IS THIS WHAT REGULATORY SUCCESS LOOKS LIKE? Tom Roche, Secretary of the Business Sprinkler Alliance
Oddly, the image I’m looking at this week isn’t the burnt out hulk of an industrial or commercial building such as the Cannock warehouse fire from May 2024. It’s a photo from Stockholm showing a low-rise residential building left largely uninhabitable after a fire that grew across the building. It caught my attention not because it’s unique, but because its familiar, too familiar.
According to reports, 53 residents were evacuated after the fire took hold and spread rapidly through the residential building in Bro, north west of Stockholm. Thankfully no-one was injured yet the fire was a predictable scenario with the building largely unusable for the foreseeable future. Despite the outcome, the building is claimed to comply with the country’s national Building Regulations. Once again, we are left with an uncomfortable outcome: predictable fire behaviour, total building loss and significant disruption to multiple people’s lives.
Earlier in the year, I watched a presentation on work from Netherlands Institute of Public Safety (NIPV) that was based on a series of fires that had spread more extensively than anticipated. Fires had penetrated the building fabric, rendering the structures unusable. These spreading fires damaged more and displaced multiple people from their homes. Again, these incidents were claimed to have regulatory compliance. The images from Stockholm would not have been out of place in the presentation.
Sadly, these fires align with recent fires seen in the UK. On June 1st, a fire spread into the timber frame of low rise residential block in Andover, Hampshire, destroying 19 flats. In a similar fire four years earlier, 19 families were displaced when a fire destroyed a block of flats in Arborfield, Berkshire.
Both fire scenarios were readily foreseeable, but the outcome led to complete loss of the accommodation. This is not about construction techniques, it is about outcomes. Once again, both buildings claimed to comply with the relevant UK building regulations at the time of the build.
Unacceptable outcomes
From Stockholm to Andover, the story is the same. A foreseeable fire leading to the total loss of a building followed by a claim that this is a regulatory success. Put simply, this does not pass the smell test. Why are these fire incidents labelled as ‘successes’?
This definition of success is focused on life safety as the essential outcome we would expect. I agree. After all, it is one of the prime jobs of government to protect citizens. However, I am not sure that allowing a building to be completely lost once that is achieved, is an acceptable outcome in all cases. It is too narrow a view and overlooks the wider social impact from the trauma experienced by residents to the financial costs of rebuilding, the burden placed on local services, and the environmental impact of demolition and reconstruction.
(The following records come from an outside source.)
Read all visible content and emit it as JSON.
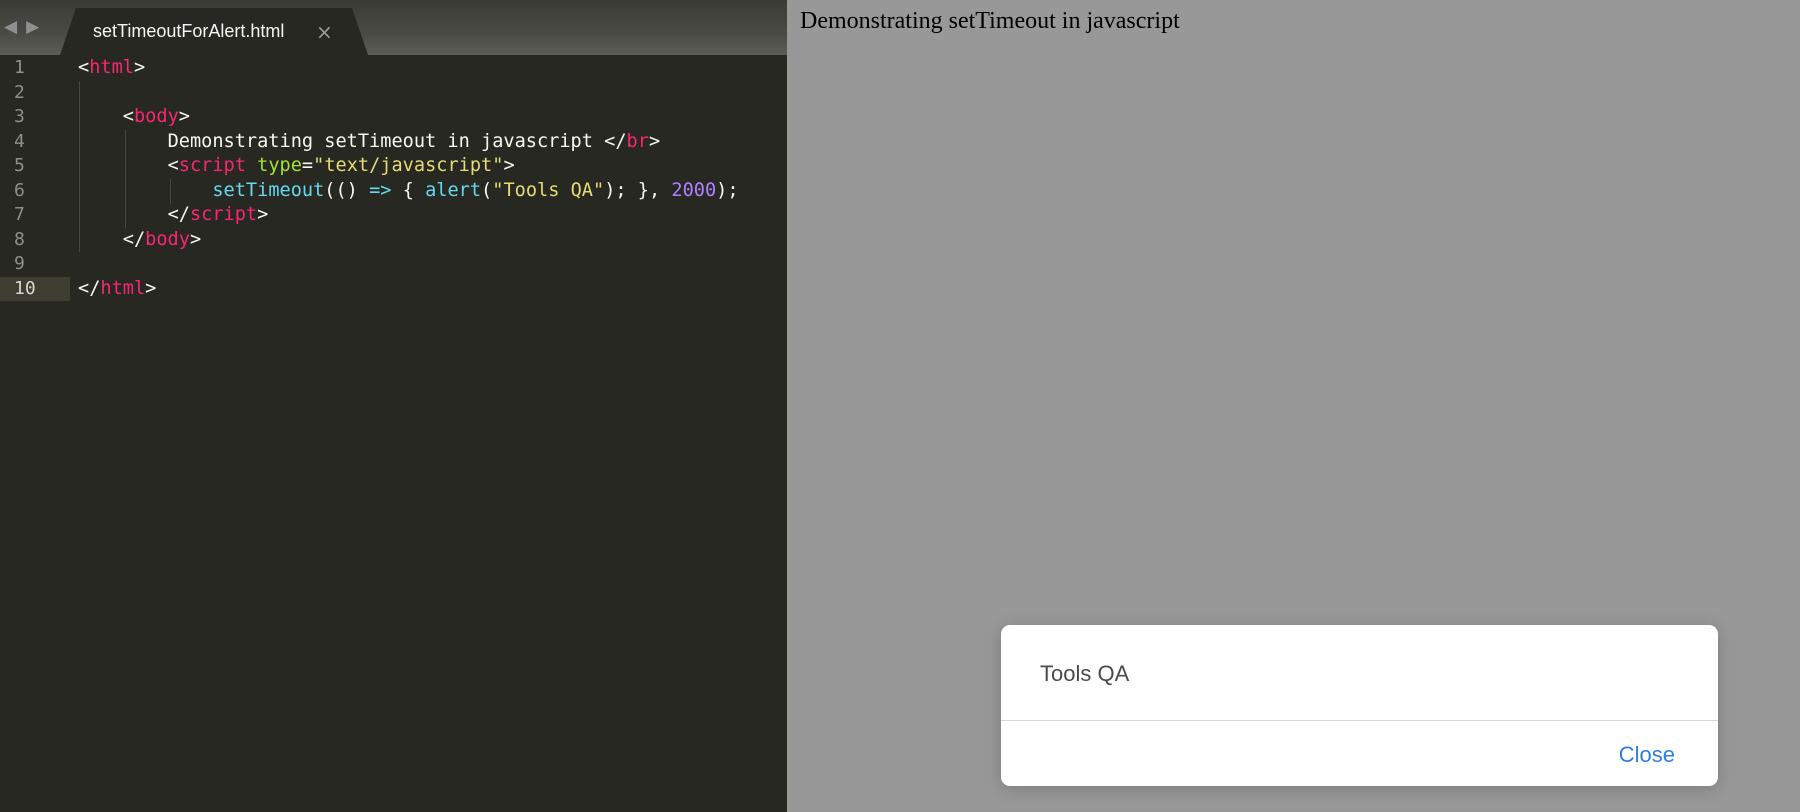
{
  "editor": {
    "nav": {
      "back_icon": "◀",
      "forward_icon": "▶"
    },
    "tab": {
      "title": "setTimeoutForAlert.html",
      "close_icon": "×"
    },
    "line_numbers": [
      "1",
      "2",
      "3",
      "4",
      "5",
      "6",
      "7",
      "8",
      "9",
      "10"
    ],
    "active_line": "10",
    "code": {
      "l1_open": "<",
      "l1_tag": "html",
      "l1_close": ">",
      "l3_indent": "    ",
      "l3_open": "<",
      "l3_tag": "body",
      "l3_close": ">",
      "l4_indent": "        ",
      "l4_text": "Demonstrating setTimeout in javascript ",
      "l4_open": "</",
      "l4_tag": "br",
      "l4_close": ">",
      "l5_indent": "        ",
      "l5_open": "<",
      "l5_tag": "script",
      "l5_sp": " ",
      "l5_attr": "type",
      "l5_eq": "=",
      "l5_str": "\"text/javascript\"",
      "l5_close": ">",
      "l6_indent": "            ",
      "l6_fn": "setTimeout",
      "l6_p1": "(() ",
      "l6_arrow": "=>",
      "l6_p2": " { ",
      "l6_fn2": "alert",
      "l6_p3": "(",
      "l6_str": "\"Tools QA\"",
      "l6_p4": "); }, ",
      "l6_num": "2000",
      "l6_p5": ");",
      "l7_indent": "        ",
      "l7_open": "</",
      "l7_tag": "script",
      "l7_close": ">",
      "l8_indent": "    ",
      "l8_open": "</",
      "l8_tag": "body",
      "l8_close": ">",
      "l10_open": "</",
      "l10_tag": "html",
      "l10_close": ">"
    }
  },
  "browser": {
    "page_text": "Demonstrating setTimeout in javascript",
    "alert": {
      "message": "Tools QA",
      "close_label": "Close"
    }
  },
  "colors": {
    "tag": "#f92672",
    "attr": "#a6e22e",
    "string": "#e6db74",
    "function": "#66d9ef",
    "number": "#ae81ff",
    "editor_bg": "#272822",
    "browser_bg": "#989898",
    "alert_link": "#2f7de1"
  }
}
The challenge is not just technical, it’s cultural. Are we willing to redefine what success means when it comes to fire to acknowledge resilience? Or is it simply easier and cheaper to accept total building loss as the price that governments believe society is willing to pay?
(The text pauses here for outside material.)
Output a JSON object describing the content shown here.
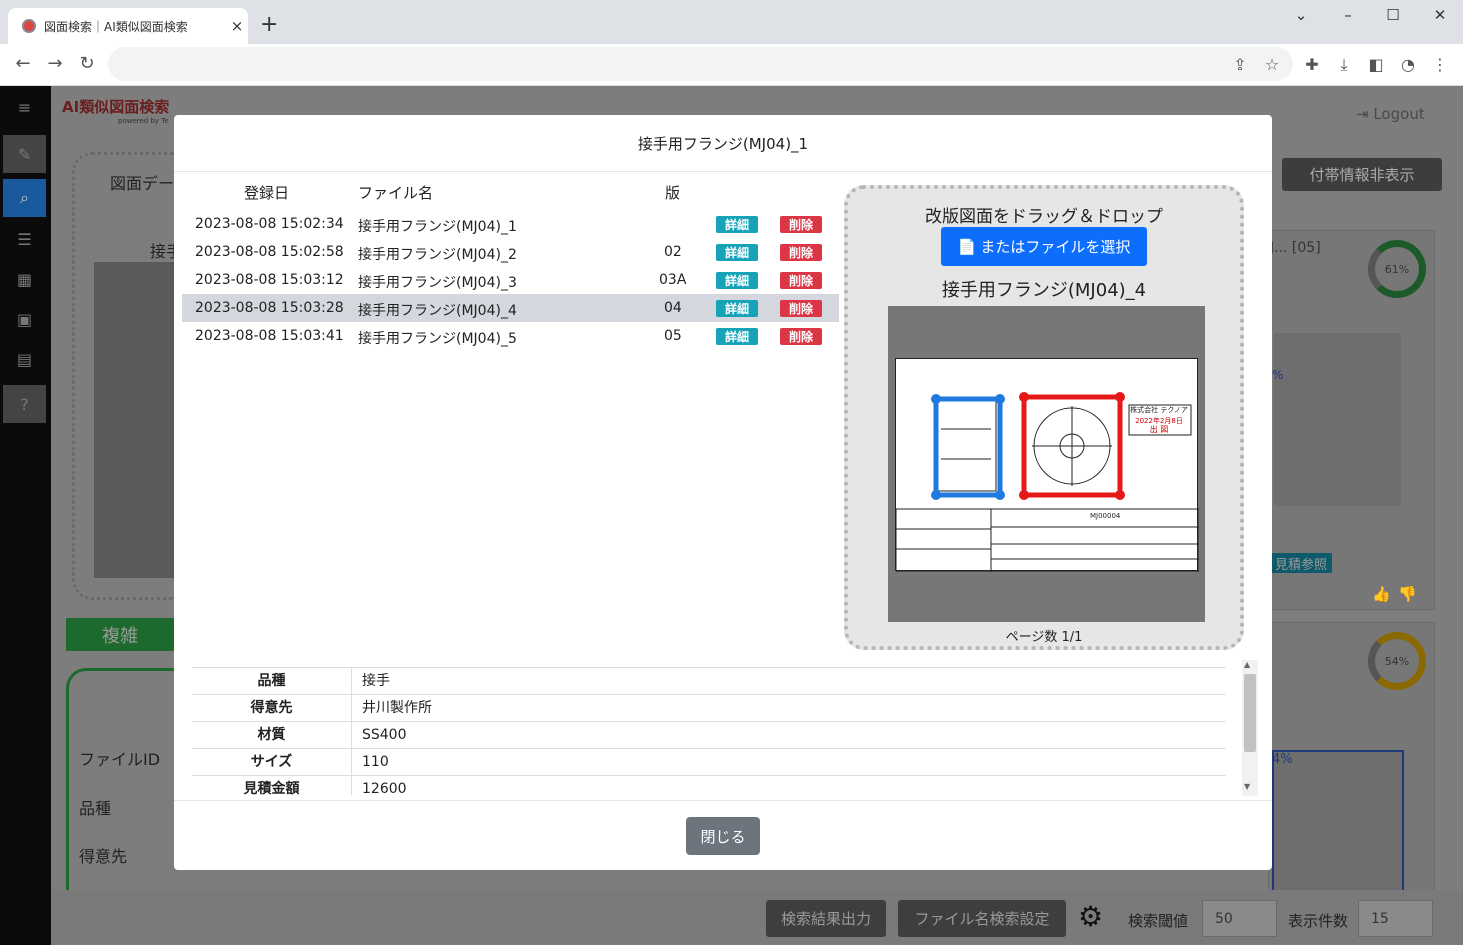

From conversations across Europe, it’s clear that expectations are shifting. People increasingly assume their homes, and by extension, their lives are protected by more than a narrow reading of the minimum. There is an underlying expectation of buildings to be resilient. Claiming victory because lives were spared can be appropriate when dealing with a major fire. However, a modest fire that grows to make a whole building unusable leads to confusion over what regulations deliver as outcomes. The narrative of “success” feels like a regulatory sleight of hand. More have the belief that they should account not just for evacuation, but also for the preservation of buildings.
A better outcome is possible through a combination of techniques. We know that systems such as sprinklers can drastically reduce the scale and impact of fires. We know that designing for resilience is not only technically achievable, but already proven by specific actors in other sectors, such as logistics and industrial premises. We need the expansion of that thinking to places where the impacts are felt across broader groups and the local community impacts are greater.
At the Business Sprinkler Alliance, we continue to advocate for a more holistic view of fire safety, and one that values protection of life, property and continuity. The examples from the UK, Sweden and the Netherlands all point to the same conclusion: now is the time to raise the bar and start building multi-family homes that genuinely offer that resilience.